Dr. Gao’s research has already identified promising compounds with which to develop this tetra-gel. As his lab develops and refines it, he will apply its abilities to the study of, for example, early-onset Parkinson’s Disease affected brains. Studying the exact structure of these brains has been challenging with traditional methods, and the goal is to precisely map synaptic proteins and associated gene transcripts, helping uncover how the early onset PD brain is molecularly structured.
Mirna Mihovilovic Skanata, Ph.D., Assistant Professor, Physics Department, Syracuse University
Two-photon tracking technology to read and manipulate neural patterns in freely moving animals
The gold standard for neuroscientists is to be able to record and manipulate what is happening in the brain at a high level of precision, over a large area, while a living animal is behaving freely and naturally. Over the years, technology has allowed researchers to move towards this ideal, but always with some compromises. Often, animals needed to be head-fixed, and/or have intrusive sensors or optics implanted in their brains, and often high-fidelity recording or manipulation was limited to a relatively small area of the brain, while broad-based recordings and manipulation was less precise.
One of the key challenges is simply the motion and distortion of the brain and neurons in a freely-moving animal. But Dr. Skanata is developing a new two-photon tracking technology that allows her to track multiple individual neurons in a moving animal without any invasive implants, and optically activate or manipulate those neurons. The model used is fruit fly larvae, which are naturally transparent, and the system Dr. Skanata will continue to develop uses two-photon microscopes (which allow very precise targeting) coupled with an ingenious algorithm that can rapidly detect the motion of individual neurons and adjust the position of the subject on a moving stage to keep it centered under the microscope. The system calculates the relative positions of multiple neurons, adjusts for the motion and deformation of the brain during movement, and tracks neural activity across a large area.

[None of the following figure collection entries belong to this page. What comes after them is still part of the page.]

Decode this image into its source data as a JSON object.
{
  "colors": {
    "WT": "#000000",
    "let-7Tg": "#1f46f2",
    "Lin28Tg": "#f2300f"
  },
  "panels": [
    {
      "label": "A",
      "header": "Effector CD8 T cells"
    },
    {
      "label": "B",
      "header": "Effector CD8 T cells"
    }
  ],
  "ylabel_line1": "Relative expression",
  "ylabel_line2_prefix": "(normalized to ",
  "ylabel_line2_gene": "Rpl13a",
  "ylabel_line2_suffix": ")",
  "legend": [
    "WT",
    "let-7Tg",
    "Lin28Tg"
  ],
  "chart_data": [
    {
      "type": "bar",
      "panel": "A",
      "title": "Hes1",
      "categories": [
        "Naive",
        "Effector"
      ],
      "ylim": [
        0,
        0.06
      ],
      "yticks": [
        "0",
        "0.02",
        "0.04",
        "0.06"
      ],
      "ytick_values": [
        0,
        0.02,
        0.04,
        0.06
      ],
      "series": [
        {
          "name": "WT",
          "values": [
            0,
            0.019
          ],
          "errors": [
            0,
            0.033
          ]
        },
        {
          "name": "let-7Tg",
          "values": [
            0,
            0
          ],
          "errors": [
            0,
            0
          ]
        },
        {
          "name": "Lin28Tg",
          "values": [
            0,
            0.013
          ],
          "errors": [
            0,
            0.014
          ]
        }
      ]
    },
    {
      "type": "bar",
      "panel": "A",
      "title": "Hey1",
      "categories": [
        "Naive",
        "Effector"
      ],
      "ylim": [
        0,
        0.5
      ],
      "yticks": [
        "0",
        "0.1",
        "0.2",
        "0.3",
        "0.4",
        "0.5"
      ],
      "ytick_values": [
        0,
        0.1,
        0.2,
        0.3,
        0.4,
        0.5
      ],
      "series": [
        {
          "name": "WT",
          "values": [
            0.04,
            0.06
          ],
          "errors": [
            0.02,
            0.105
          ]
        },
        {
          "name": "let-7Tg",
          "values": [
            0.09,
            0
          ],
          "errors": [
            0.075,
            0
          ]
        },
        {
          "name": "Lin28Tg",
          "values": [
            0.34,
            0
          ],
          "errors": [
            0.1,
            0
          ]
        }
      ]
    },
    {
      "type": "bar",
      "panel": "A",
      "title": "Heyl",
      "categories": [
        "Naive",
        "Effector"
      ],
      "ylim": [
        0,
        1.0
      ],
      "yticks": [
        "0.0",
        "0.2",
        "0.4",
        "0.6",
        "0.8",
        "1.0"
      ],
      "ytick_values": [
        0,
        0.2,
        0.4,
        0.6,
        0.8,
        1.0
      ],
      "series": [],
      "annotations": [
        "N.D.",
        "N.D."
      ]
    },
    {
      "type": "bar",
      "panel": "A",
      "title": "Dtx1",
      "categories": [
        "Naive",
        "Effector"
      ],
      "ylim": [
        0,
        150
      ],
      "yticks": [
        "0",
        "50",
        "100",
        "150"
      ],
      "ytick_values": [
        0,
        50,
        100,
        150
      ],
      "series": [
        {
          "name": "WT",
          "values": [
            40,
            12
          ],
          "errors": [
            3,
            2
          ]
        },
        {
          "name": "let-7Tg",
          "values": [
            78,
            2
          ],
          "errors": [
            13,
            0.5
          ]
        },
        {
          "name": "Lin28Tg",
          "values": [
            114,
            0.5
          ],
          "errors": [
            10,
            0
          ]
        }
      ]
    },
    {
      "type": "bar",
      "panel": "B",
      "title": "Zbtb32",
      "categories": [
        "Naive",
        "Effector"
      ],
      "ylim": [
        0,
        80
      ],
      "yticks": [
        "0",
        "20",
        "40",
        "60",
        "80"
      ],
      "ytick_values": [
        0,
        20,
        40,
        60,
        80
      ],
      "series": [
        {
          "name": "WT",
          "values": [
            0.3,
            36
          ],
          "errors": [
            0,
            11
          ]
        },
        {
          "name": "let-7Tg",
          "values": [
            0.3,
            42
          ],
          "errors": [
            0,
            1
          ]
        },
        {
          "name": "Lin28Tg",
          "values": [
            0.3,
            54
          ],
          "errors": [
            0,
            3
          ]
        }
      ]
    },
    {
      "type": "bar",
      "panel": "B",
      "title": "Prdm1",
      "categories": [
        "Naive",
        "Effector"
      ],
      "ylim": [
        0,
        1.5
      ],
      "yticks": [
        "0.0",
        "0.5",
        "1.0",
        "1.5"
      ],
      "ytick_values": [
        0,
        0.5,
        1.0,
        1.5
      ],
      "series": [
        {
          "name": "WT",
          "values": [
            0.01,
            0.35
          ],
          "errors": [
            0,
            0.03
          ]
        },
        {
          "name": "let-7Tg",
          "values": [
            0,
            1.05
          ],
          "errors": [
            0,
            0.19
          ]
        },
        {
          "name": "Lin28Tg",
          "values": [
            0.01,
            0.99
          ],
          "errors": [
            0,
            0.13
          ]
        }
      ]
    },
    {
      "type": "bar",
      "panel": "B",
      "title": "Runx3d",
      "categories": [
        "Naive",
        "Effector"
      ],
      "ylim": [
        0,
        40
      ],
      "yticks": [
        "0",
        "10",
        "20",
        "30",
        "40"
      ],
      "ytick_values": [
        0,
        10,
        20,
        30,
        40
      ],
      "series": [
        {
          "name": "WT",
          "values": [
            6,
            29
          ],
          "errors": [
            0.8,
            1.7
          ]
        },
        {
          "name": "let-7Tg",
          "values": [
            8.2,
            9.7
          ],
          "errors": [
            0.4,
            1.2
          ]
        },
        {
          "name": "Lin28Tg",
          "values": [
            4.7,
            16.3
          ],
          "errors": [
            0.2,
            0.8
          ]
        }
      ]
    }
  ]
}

When tracking an animal that has been modified so that neurons can be activated when exposed to optical light, the system lets researchers switch on neurons with high precision during natural activity. Importantly, the system Dr. Skanata is developing has the capability to independently control two laser beams, so it can track multiple areas simultaneously, and will even allow tracking activity among individuals, allowing insight into neural activity during group encounters.